Trust Me: The False Prophet, Netflix’s new four-part docuseries directed by Emmy- and Peabody Award-winning filmmaker Rachel Dretzin, tells the story of Samuel Rappylee Bateman, a former rank-and-file member of the Fundamentalist Church of Jesus Christ of Latter-Day Saints who declared himself a prophet and formed a group in Short Creek, Utah, taking dozens of wives, including girls as young as 9 years old.

Who was Samuel Bateman?

Bateman’s rise was made possible by a leadership void. When FLDS leader Warren Jeffs was sentenced to life in prison in 2011 for sexually assaulting two girls, his followers were left without direction. According to the documentary, this led to members possibly rising and taking control. Bateman stepped in, claiming Jeffs was either dead or “translated” and that divine communication would now flow through him, Time and Netflix’s Tudum reported.

In 2019, he formed a group known as the “Samuelites” and began asserting dominance. The series utilizes footage from cult psychology expert Christine Marie and her husband, Tolga Katas, who moved to Short Creek to document a community in crisis.

Initially, Bateman believed they were covering a documentary with a positive message. Instead, the couple embedded themselves in his inner circle and ultimately helped bring him down.

Bateman built his following through religious manipulation, financial pressure and isolation. He required his followers to demonstrate loyalty by giving him their daughters as plural wives. If they dissented, it was viewed as a spiritual failure. The documentary features two properties in Short Creek: the “Blue House,” where Bateman lived with his wives, and the “Green House,” which was a more crowded home where both women and young girls lived.

Marie and Katas were already supporting the FLDS members, with Tolgas even making a documentary about them. After learning about the project, Bateman welcomed their cameras, believing the documentary would spread his message. He didn’t realize he was building a case against himself.

“I was so trusted. I wanted to help them before they found out I was a mole. I’m not betraying them—I’m helping them, right?” Marie says in the series.

Details on Christine Marie and Tolga Katas documenting the abuse and Bateman’s arrest and conviction

The couple began visiting Bateman’s properties in 2021. Over time, their recordings captured evidence of abuse. In late 2021, Marie recorded Bateman describing an “Atonement” ceremony involving the sexual abuse of his wives. He would give the young girls to his followers and ordered them to have sex while he watched. Marie turned over the material to law enforcement and became a central figure in the case against him.

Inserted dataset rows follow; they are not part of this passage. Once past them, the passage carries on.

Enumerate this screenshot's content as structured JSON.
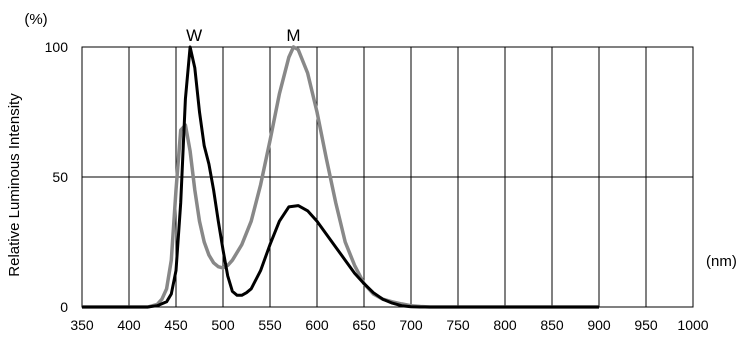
{
  "chart_data": {
    "type": "line",
    "title": "",
    "xlabel": "(nm)",
    "ylabel": "Relative Luminous Intensity",
    "yunit": "(%)",
    "xlim": [
      350,
      1000
    ],
    "ylim": [
      0,
      100
    ],
    "xticks": [
      "350",
      "400",
      "450",
      "500",
      "550",
      "600",
      "650",
      "700",
      "750",
      "800",
      "850",
      "900",
      "950",
      "1000"
    ],
    "yticks": [
      "0",
      "50",
      "100"
    ],
    "grid": true,
    "legend": "none",
    "series": [
      {
        "name": "W",
        "color": "#000000",
        "x": [
          350,
          420,
          430,
          440,
          445,
          450,
          455,
          460,
          465,
          470,
          475,
          480,
          485,
          490,
          495,
          500,
          505,
          510,
          515,
          520,
          525,
          530,
          540,
          550,
          560,
          570,
          580,
          590,
          600,
          610,
          620,
          630,
          640,
          650,
          660,
          670,
          680,
          690,
          700,
          710,
          750,
          800,
          900
        ],
        "y": [
          0,
          0,
          0.5,
          2,
          5,
          14,
          40,
          80,
          100,
          92,
          75,
          62,
          55,
          45,
          33,
          22,
          12,
          6,
          4.5,
          4.5,
          5.5,
          7,
          14,
          24,
          33,
          38.5,
          39,
          37,
          33,
          28,
          23,
          18,
          13,
          9,
          5.5,
          3,
          1.5,
          0.5,
          0.1,
          0,
          0,
          0,
          0
        ]
      },
      {
        "name": "M",
        "color": "#888888",
        "x": [
          350,
          420,
          430,
          435,
          440,
          445,
          450,
          455,
          460,
          465,
          470,
          475,
          480,
          485,
          490,
          495,
          500,
          505,
          510,
          520,
          530,
          540,
          550,
          560,
          570,
          575,
          580,
          590,
          600,
          610,
          620,
          630,
          640,
          650,
          660,
          670,
          680,
          690,
          700,
          710,
          720,
          750,
          800,
          900
        ],
        "y": [
          0,
          0,
          1,
          3,
          7,
          18,
          45,
          68,
          70,
          60,
          45,
          33,
          25,
          20,
          17,
          15.5,
          15,
          16,
          18,
          24,
          33,
          47,
          64,
          82,
          96,
          100,
          99,
          90,
          75,
          57,
          40,
          25,
          16,
          9,
          5,
          3,
          2,
          1.2,
          0.5,
          0.2,
          0,
          0,
          0,
          0
        ]
      }
    ]
  }
}
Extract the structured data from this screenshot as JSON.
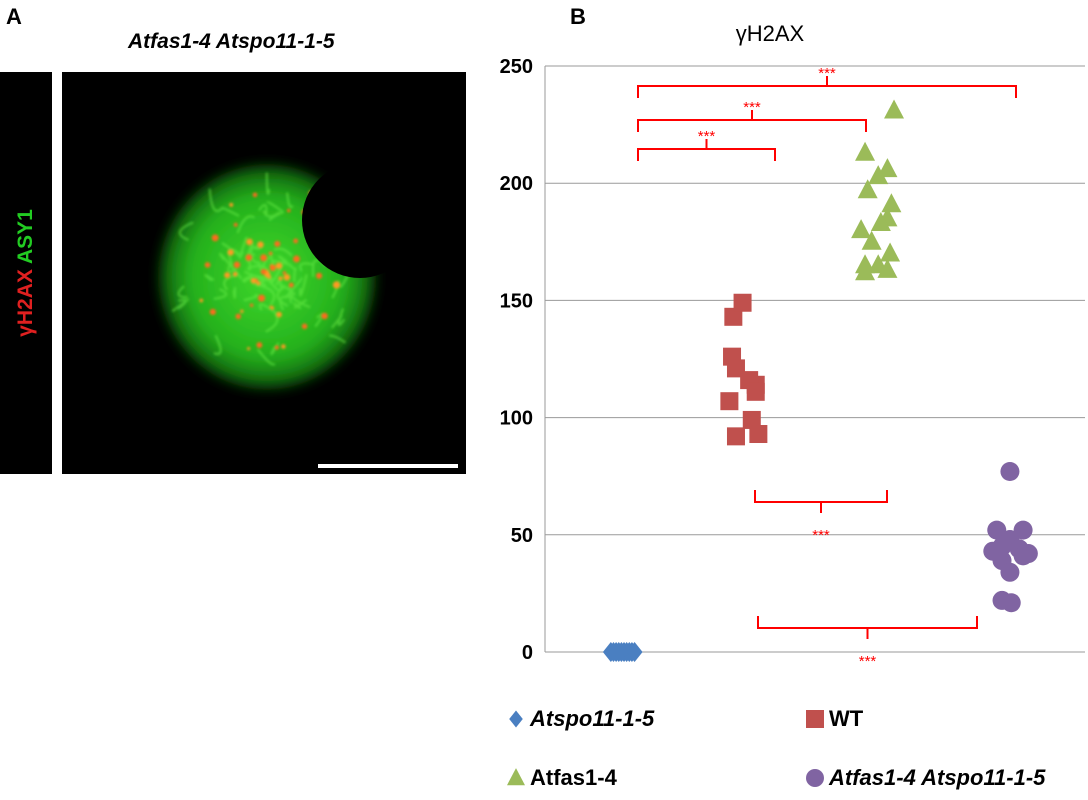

She eventually became an FBI informant while Katas provided video evidence and assisted with charting the group’s properties, according to Time.

Bateman was arrested in August 2022 after drivers reported children in a trailer he was towing, leading to the rescue of three girls. After his bail release, federal warrants were issued for his arrest. On Sept. 13, 2022, he was apprehended by FBI agents during a fake interview Katas arranged.

In April 2024, Bateman pleaded guilty to conspiracy to transport a minor for criminal sexual activity and conspiracy to commit kidnapping, spanning several states. Some of his followers assisted in the abuse by transporting minors from state custody across several states before they were located and returned.

On Dec. 9, 2024, Bateman was sentenced to 50 years in prison for conspiracy to commit transportation of a minor for criminal sexual activity and conspiracy to commit kidnapping. Several of his male followers also received lengthy prison sentences for their involvement in the crimes.

The women and young girls associated with Bateman had mixed reactions about what happened. Some of his adult wives severed ties with him, while others remained loyal. All of Bateman’s underage victims testified against him in court, per Tudum.

Where are the survivors now?

Julia Johnson

She secretly met with Marie in July 2022, providing critical testimony against Bateman after refusing to give two of her underage daughters to him as wives. Her former husband, Moroni Johnson, a devoted Bateman follower, is now serving a 25-year prison sentence.

“Julia is extraordinary,” Dretzin told Tudum. “In many ways [she’s] the heroine of the film, because it takes so much for a woman at that age to turn against her husband and to risk what she risked in going for help.”

Moretta Johnson

Julia’s daughter and one of Bateman’s underage wives, Moretta served prison time for her role in the kidnapping plot and has since fully left the community, married and started a family.

“Moretta had spent a year in prison,” Julia said of her daughter in the documentary. “Her words are, ‘Prison set me free.’ It helped her get into a thought process of her own.”

Nomz Bistline

One of Bateman’s most devoted adult wives, she also served prison time and is the only survivor to speak publicly.

“Prison was the best and worst thing that happened to me,” she told Tudum. “It forced me to start thinking for myself. It forced me to start questioning things.”

She remains in Short Creek but is working toward leaving and has channeled her experience into music and art.